The New York Liberty made their early reputation as the WNBA Finals' kick-me sign. They came to the Finals, they saw the Finals, and the Finals stood on their necks. They lost seven of the eight Finals games they played, and then they Dolaned up the next two decades. Seems harsh, true, until you look at their quick playoff exits. They won just enough to make you watch them, and then before you fully engaged, they disengaged.
But history is made for editing, and one thing the Liberty has never been is the indisputably best team in the league. (Well, that's maybe not true. They had the league's best record in 2015 and lost in the conference final to the team with the fifth-best record.)
This time, though, they were the ones with the best record, facing the team with the historical throw-weight, and did all the ownage. In winning Game 4 of the first-to-three series, 76-62, the Libs made their statement in the fourth quarter of a road playoff game, against the team that craptalked them in their own victory parade a year ago. They won the fourth quarter, 23-11, squeezing the Aces defensively the way champions do when they're ready to be, well, champions. In a season full of craptalk both within and without, this was the most fitting way for New York to vanquish one demon and prepare for the next.
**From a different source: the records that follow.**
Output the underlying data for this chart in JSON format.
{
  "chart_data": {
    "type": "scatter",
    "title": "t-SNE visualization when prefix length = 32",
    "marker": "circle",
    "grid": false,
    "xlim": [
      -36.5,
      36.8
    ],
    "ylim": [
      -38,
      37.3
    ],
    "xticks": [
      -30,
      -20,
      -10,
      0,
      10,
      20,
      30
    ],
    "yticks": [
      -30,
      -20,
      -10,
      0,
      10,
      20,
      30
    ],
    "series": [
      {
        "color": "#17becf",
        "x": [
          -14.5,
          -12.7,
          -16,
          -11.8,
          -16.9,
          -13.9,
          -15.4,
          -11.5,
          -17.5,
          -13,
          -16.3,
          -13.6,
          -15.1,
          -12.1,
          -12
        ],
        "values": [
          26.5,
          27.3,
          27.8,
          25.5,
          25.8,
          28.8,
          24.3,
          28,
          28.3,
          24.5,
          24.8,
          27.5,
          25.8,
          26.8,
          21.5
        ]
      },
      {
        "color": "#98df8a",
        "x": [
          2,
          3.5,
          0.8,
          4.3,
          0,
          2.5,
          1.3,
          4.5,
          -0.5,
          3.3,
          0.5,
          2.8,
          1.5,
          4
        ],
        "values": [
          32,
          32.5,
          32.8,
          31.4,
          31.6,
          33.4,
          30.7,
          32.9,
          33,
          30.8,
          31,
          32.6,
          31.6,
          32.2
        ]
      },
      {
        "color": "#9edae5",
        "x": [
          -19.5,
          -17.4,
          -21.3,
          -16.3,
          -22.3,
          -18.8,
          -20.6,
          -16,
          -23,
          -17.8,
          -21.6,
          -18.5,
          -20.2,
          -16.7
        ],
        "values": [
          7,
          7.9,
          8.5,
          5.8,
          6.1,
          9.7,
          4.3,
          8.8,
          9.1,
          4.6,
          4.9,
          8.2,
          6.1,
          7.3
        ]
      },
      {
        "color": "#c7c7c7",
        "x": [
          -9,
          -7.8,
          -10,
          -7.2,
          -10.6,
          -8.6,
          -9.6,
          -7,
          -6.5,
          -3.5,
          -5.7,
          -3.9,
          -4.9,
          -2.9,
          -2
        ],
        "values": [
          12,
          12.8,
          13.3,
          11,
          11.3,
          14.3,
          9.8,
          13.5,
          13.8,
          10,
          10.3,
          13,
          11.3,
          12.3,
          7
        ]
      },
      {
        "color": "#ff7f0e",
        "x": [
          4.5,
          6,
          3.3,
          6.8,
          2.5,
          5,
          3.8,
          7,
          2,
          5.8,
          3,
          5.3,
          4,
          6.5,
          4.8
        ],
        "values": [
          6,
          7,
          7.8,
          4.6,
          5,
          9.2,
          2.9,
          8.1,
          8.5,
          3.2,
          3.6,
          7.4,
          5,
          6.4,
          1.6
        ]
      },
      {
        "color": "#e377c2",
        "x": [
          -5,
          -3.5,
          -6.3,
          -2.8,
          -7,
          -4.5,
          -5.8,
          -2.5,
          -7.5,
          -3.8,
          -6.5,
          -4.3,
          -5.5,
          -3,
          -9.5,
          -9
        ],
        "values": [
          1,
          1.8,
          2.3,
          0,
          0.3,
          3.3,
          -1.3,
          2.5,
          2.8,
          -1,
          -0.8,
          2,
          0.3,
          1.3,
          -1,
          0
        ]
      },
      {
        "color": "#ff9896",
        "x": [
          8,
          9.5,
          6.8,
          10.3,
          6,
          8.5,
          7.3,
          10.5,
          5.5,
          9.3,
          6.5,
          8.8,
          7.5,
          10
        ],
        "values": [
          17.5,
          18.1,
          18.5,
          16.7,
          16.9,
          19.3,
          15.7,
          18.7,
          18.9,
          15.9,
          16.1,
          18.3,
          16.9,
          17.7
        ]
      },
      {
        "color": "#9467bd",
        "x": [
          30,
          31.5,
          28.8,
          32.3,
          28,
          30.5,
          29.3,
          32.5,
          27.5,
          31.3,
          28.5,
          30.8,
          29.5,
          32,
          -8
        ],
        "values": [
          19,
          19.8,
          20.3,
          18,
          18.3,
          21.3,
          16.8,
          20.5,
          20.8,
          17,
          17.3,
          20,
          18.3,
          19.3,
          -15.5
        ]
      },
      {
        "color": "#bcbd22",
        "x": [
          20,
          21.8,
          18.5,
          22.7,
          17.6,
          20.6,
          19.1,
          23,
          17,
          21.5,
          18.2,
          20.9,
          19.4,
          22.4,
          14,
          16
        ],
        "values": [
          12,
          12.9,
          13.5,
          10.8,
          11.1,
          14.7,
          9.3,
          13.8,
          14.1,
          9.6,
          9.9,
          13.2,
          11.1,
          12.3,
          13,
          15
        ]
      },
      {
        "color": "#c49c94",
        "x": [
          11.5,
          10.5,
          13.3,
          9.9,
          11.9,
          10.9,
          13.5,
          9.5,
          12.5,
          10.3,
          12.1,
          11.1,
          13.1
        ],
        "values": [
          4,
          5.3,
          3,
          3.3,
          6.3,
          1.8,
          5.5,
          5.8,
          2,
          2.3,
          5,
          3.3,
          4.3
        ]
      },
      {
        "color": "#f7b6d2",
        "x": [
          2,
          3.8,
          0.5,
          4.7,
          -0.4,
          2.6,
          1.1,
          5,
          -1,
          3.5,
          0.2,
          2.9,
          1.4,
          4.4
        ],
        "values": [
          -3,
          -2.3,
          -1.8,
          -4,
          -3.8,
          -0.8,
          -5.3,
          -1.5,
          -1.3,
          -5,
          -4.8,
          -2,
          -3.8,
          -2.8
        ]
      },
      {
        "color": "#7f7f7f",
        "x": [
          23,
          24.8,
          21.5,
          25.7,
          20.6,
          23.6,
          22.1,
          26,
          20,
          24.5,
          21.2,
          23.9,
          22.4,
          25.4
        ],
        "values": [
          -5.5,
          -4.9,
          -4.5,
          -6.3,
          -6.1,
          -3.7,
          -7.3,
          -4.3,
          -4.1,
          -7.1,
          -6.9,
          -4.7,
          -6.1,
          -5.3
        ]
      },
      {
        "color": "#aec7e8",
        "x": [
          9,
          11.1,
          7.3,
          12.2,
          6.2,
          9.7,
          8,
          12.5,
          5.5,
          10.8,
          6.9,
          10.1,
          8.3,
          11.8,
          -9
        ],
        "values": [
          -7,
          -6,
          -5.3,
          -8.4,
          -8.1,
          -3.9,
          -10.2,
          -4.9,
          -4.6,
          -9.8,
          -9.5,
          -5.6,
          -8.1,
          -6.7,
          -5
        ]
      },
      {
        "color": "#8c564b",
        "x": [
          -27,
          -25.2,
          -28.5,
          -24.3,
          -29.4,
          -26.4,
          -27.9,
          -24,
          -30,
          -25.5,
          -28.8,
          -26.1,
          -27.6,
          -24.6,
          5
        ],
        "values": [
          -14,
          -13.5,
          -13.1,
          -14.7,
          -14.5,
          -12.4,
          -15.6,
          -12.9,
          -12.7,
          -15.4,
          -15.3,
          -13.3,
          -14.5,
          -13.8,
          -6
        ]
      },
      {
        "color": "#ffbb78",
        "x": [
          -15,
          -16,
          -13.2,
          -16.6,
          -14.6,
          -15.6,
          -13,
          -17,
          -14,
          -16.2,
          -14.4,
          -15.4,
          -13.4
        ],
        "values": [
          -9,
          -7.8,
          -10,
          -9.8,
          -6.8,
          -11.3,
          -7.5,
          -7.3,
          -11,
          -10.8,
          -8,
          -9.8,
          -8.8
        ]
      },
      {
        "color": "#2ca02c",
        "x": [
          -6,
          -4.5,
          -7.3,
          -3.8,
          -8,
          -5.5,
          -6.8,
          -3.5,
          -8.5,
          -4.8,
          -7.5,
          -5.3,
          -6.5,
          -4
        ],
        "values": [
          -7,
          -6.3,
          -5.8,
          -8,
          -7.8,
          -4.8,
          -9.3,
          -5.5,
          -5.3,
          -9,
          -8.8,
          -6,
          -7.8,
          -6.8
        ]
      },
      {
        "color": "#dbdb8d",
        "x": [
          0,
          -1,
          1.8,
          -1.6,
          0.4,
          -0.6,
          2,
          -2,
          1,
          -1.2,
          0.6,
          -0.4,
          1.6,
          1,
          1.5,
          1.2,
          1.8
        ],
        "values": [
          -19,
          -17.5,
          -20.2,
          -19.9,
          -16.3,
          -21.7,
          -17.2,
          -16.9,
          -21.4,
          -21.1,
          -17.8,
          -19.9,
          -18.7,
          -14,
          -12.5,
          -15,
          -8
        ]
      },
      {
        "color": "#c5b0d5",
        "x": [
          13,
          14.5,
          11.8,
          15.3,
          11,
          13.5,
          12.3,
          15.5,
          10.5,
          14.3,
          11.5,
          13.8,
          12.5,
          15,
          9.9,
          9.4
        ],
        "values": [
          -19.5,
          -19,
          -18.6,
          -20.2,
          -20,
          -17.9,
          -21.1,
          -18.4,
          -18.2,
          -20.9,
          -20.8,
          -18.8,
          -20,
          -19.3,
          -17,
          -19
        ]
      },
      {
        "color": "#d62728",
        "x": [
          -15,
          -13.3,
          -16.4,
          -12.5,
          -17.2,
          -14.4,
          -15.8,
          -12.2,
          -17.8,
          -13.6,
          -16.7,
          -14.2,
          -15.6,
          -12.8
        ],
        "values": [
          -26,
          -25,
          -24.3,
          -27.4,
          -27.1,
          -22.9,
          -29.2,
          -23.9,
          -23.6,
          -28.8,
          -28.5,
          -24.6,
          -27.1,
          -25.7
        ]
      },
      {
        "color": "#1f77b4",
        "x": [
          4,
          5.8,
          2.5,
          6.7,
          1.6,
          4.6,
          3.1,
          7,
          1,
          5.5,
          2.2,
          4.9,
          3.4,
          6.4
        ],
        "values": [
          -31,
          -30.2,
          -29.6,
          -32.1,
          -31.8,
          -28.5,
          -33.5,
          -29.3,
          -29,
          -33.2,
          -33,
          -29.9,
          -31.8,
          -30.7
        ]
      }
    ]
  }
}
Remembering Aces coach Becky Hammon's championship parade drive-by of Liberty star Breanna Stewart's miserable shooting in the title game a year ago was a nice sidelight, but mostly this was your typical WNBA playoff result: the team that wins the most keeps winning the most. In the last 15 years, the team with the best regular-season record has won the title 11 times; full-on ownage typically starts on Day One. New York has been that team, and this feels like Peak Libs—for the more snide among us, a team worthy of its mascot.
Even Hammon acknowledged game to the people who brought the most game. “We talked our crap, they heard and they get to talk their crap,” she said in full hat/tip mode. “It's part of the game. It's not personal. I can talk crap all I want. At the end of the day, I have mad respect for Sandy [Brondello]. Sandy coached me. Me and Sandy go way back. Sab, Stewie, I have mad respect for those players. I think Stewie is phenomenal.”
But there is still history's ass to be kicked, and New York has been here before without providing much in the way of footwork. They have been regarded as the dominators who haven't yet figured out how to dominate. As Stewart said with her normal jaw-first, no-nonsense demeanor, “We haven't done anything yet. This was a tough series, an emotional series for a number of different reasons. But we're going to the finals and we're hosting Game 1 and Game 2. We're ready to go. Just the feeling of not satisfied."
Nor should they be. As we said, history is there for the editing, but the edits have to be made first. The Liberty have been in five Finals and their aggregate record is 2-10. They have a better record in their franchise lifetime (since 1997) than either the Knicks or Nets do in a similar span, but they all have the same number of rings. But the rules remain the same: When you make history, you get to determine how much history you want to cover. And Minnesota and Connecticut still have their own crap to talk.